One must include low glycaemic-index foods such as whole grains, legumes, and vegetables to minimise insulin resistance. Limiting portion size, following a balanced diet and regular exercise will help to reduce visceral fat (fats stored in internal organs abdomen, liver, etc). This can go a long way in maintaining a healthy weight.
Debbarma adds, “For a healthy liver, one must regularly do aerobic exercises and resistance training like swimming, cycling, brisk walking, jogging, running, and lifting free weights.”
Good fats, bad fats
Good fats such as PUFA (polyunsaturated fatty acids) and MUFA (monounsaturated fatty acids) are required for the healthy functioning of the body. A 2015 study published in the World Journal of Gastroenterology, says that taking oily fish twice a week along with other lifestyle modifications, may help to reduce the risk of fatty liver.

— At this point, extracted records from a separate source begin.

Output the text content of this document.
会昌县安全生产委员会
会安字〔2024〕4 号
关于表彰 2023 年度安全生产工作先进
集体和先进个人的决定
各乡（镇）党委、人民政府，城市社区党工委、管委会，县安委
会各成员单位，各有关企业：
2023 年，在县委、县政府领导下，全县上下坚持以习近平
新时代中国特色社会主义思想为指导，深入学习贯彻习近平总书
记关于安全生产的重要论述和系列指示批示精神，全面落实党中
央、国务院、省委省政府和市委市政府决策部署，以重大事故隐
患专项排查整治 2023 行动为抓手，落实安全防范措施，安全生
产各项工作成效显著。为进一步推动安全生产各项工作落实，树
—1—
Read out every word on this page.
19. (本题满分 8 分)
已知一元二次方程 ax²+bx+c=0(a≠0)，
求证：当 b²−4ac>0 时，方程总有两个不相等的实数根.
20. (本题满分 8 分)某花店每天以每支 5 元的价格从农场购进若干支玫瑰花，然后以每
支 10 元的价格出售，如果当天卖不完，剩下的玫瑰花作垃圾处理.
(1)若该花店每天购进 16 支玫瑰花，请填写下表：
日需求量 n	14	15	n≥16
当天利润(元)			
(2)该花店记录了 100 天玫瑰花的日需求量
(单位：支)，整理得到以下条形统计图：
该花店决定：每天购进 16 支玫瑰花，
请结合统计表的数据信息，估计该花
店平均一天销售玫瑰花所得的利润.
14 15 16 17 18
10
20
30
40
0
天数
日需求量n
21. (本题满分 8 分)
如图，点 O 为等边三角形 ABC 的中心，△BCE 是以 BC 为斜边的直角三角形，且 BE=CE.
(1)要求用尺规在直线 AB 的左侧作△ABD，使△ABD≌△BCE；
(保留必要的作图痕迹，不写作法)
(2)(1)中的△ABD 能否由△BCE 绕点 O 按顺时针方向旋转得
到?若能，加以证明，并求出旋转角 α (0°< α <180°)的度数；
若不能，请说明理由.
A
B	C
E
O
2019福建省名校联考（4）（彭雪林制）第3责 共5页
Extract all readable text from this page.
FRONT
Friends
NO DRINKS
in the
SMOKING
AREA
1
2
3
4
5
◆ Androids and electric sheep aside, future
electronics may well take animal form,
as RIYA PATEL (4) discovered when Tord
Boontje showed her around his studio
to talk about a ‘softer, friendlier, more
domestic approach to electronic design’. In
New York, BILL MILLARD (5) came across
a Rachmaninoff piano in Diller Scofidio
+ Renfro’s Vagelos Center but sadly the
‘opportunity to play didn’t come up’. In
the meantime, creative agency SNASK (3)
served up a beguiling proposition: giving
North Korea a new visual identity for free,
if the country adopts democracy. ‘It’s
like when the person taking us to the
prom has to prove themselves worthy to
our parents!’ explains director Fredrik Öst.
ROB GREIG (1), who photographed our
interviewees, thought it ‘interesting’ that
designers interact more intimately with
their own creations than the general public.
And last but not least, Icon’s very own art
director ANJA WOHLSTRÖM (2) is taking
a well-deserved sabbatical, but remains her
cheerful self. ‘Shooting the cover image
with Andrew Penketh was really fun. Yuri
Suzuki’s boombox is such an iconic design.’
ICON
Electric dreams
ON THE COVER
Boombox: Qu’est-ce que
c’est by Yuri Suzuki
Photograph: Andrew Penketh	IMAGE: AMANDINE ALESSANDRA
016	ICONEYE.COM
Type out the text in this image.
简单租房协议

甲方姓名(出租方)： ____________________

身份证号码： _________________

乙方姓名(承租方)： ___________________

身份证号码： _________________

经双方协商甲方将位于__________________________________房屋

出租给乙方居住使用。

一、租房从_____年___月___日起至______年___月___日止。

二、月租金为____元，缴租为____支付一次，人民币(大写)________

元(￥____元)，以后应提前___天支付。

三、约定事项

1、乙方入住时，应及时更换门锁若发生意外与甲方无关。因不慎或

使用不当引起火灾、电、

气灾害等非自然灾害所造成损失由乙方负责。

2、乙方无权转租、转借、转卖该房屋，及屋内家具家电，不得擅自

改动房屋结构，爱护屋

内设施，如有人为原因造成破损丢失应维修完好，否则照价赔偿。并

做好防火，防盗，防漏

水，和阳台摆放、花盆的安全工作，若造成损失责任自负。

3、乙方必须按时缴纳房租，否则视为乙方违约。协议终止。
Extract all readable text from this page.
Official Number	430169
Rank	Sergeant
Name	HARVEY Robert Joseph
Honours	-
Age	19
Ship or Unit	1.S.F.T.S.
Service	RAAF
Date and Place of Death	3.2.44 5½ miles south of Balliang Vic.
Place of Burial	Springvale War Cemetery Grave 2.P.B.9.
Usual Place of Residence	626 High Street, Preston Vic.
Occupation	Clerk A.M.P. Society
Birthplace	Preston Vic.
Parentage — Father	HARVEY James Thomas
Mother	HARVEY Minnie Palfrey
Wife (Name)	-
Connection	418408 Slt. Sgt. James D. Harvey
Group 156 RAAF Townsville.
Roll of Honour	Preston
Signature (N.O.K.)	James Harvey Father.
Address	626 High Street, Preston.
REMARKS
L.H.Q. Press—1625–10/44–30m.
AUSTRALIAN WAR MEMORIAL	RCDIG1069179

However, experts recommend staying away from fad diets such as ketogenic diet as they can pose risk to the liver. Puri says, “Keto diets are high in saturated fat, moderate in protein and low in carbohydrates, which can induce weight loss and improve glycaemic control, but increase the risk of hyperlipidaemia (high cholesterol), elevation of liver enzymes, and fatty liver condition”
He adds, “High protein diets are also not recommended as not all protein is healthy. Those who consume a lot of animal protein have a 50 per cent increased risk of fatty liver condition.”
What you should absolutely avoid
An inactive lifestyle is the worst enemy of one’s liver. Most liver conditions arise due to unhealthy fat accumulation around the organ. A high visceral fat makes your liver malfunction and hence, develop inflammation and scarring.
People who have already developed stage I or stage II fatty liver should focus on lifestyle modification, says Puri. “Avoid sugary fruit juices and other carbonated drinks, saturated and trans fats like overheated ghee, butter, chips, hydrogenated oil (vanaspati oil), which increase triglycerides (a type of fat found in blood) in liver cells”, he adds.
“Given all the dietary modifications, it also will take patience and commitment to manage my condition”, recalls Burnwal. However, determined as ever, he continues to stick to a healthy diet and moderate exercises along with medications.